Insecure, shy, and way overweight, Colby hates the limelight as much as her pageant-pretty mom and sisters love it. It's her life: Dad's a superstar, running for office on a family values platform. Then suddenly, he ditches his marriage for a younger woman and gets caught stealing money from the campaign. Everyone hates Colby for finding out and blowing the whistle on him. From a mansion, they end up in a poor relative's trailer, where her mom's contempt swells right along with Colby's supersized jeans. Then, a cruel video of Colby half-dressed, made by her cousin Ryan, finds its way onto the internet. Colby plans her own death. A tragic family accident intervenes, and Colby's role in it seems to paint her as a hero, but she's only a fraud. Finally, threatened with exposure, Colby must face facts about her selfish mother and her own shame. Harrowing and hopeful, proof that the truth that saves us can come with a fierce and terrible price, Big Fat Disaster is that rare thing, a story that is authentically new.
- I liked the view from inside the political family from Belle, so I thought this was really interesting to see it from another perspective.
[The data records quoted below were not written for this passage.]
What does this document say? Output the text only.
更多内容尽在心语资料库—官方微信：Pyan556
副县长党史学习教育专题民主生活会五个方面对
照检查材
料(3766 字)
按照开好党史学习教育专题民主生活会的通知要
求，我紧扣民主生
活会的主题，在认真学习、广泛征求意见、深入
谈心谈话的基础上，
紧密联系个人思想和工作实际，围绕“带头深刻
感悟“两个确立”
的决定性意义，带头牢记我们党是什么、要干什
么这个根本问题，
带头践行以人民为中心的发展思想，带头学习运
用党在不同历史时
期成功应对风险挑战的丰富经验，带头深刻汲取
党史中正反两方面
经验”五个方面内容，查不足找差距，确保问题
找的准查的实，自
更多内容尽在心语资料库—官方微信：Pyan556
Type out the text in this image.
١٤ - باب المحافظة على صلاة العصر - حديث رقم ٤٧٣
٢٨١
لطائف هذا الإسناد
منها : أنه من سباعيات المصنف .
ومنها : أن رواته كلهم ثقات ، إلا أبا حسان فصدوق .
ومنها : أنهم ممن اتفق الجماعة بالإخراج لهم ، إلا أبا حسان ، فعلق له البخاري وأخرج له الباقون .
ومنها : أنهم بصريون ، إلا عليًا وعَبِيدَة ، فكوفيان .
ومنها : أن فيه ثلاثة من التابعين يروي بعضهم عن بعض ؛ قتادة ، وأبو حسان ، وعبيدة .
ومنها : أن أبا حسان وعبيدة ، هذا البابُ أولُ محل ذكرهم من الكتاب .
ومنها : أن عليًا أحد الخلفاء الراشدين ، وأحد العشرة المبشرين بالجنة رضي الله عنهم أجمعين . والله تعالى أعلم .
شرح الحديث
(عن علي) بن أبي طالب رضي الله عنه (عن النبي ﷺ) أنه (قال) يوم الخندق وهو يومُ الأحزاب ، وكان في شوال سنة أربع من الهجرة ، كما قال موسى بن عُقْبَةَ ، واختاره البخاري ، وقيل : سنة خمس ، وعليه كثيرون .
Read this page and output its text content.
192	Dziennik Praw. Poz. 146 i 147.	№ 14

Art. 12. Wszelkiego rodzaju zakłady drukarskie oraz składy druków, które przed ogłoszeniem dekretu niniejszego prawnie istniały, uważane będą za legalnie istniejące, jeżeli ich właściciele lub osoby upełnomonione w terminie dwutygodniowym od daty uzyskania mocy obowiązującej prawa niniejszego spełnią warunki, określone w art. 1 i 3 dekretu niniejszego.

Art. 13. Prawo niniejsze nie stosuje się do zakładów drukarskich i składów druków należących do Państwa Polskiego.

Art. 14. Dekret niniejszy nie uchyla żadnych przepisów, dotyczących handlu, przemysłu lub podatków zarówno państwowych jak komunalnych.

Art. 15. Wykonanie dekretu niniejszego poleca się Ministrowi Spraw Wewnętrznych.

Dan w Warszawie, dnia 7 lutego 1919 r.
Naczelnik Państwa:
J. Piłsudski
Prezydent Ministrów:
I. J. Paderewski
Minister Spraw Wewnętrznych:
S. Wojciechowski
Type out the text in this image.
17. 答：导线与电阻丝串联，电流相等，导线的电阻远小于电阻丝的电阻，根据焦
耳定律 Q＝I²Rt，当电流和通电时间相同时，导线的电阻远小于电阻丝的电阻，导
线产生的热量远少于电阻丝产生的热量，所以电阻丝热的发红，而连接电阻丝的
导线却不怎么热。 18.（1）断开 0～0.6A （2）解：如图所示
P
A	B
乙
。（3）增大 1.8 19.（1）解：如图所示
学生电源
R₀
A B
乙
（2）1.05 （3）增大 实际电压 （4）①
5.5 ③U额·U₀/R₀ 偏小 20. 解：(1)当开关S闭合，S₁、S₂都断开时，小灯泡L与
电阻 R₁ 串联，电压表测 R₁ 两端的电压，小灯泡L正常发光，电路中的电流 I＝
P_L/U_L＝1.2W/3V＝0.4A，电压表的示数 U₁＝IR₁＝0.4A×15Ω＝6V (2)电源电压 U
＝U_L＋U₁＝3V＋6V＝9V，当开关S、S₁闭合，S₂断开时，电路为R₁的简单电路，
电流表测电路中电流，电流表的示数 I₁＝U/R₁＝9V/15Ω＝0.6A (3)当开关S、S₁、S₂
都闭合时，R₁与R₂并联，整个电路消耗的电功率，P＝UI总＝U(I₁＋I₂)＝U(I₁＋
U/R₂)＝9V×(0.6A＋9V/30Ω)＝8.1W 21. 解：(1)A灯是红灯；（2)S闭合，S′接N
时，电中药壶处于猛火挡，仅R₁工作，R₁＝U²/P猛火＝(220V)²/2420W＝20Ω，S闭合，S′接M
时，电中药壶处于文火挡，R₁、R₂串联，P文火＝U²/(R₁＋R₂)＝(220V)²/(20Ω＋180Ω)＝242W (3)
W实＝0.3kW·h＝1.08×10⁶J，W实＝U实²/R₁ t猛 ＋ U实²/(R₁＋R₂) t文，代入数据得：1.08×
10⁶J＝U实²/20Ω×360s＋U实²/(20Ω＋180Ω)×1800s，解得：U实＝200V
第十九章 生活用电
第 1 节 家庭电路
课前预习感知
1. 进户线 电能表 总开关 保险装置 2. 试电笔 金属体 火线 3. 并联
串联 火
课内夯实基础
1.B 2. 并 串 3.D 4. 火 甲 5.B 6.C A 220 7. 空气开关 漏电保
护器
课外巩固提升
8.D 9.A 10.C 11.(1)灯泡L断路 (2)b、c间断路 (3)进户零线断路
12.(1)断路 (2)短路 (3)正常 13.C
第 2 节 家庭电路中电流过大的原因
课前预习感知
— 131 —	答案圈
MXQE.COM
- Colby’s body images and eating disorder were real things and I think they were portrayed in a good way. I have struggled with food forever. I occasionally find myself running to food when I am stressed, upset or even happy. It is a struggle and I have always weighed more than I wanted to. I really thought the book brought out the issues in a real way and could make people who do not struggle with food realize what a battle it is.
- Colby’s mom is awful, but a lot of people see binge-eating and overeating as a personal problem, not as a mental issue. She would tell Colby she needs to “push away” from the table or count calories. Colby was using food as a way to connect to her father, as solace when she was upset, not because she was hungry.
- I really liked Leah’s character. She was strong, had been pushed down, but still stood up for herself when everyone, including her family, treated her awfully.
- More and more bad kept coming to Colby, it felt like it was overkill. I think the relationship with her mother and her father’s scandal would be hard enough, it just seemed a little crazy to keep piling it on.
- The whole situation that happened to Ryan (trying not to spoil here) seemed so unnecessary to me. I almost put the down the book because it was just not needed. It seemed to take the path in the book off course. I think the message could have been the same without that situation.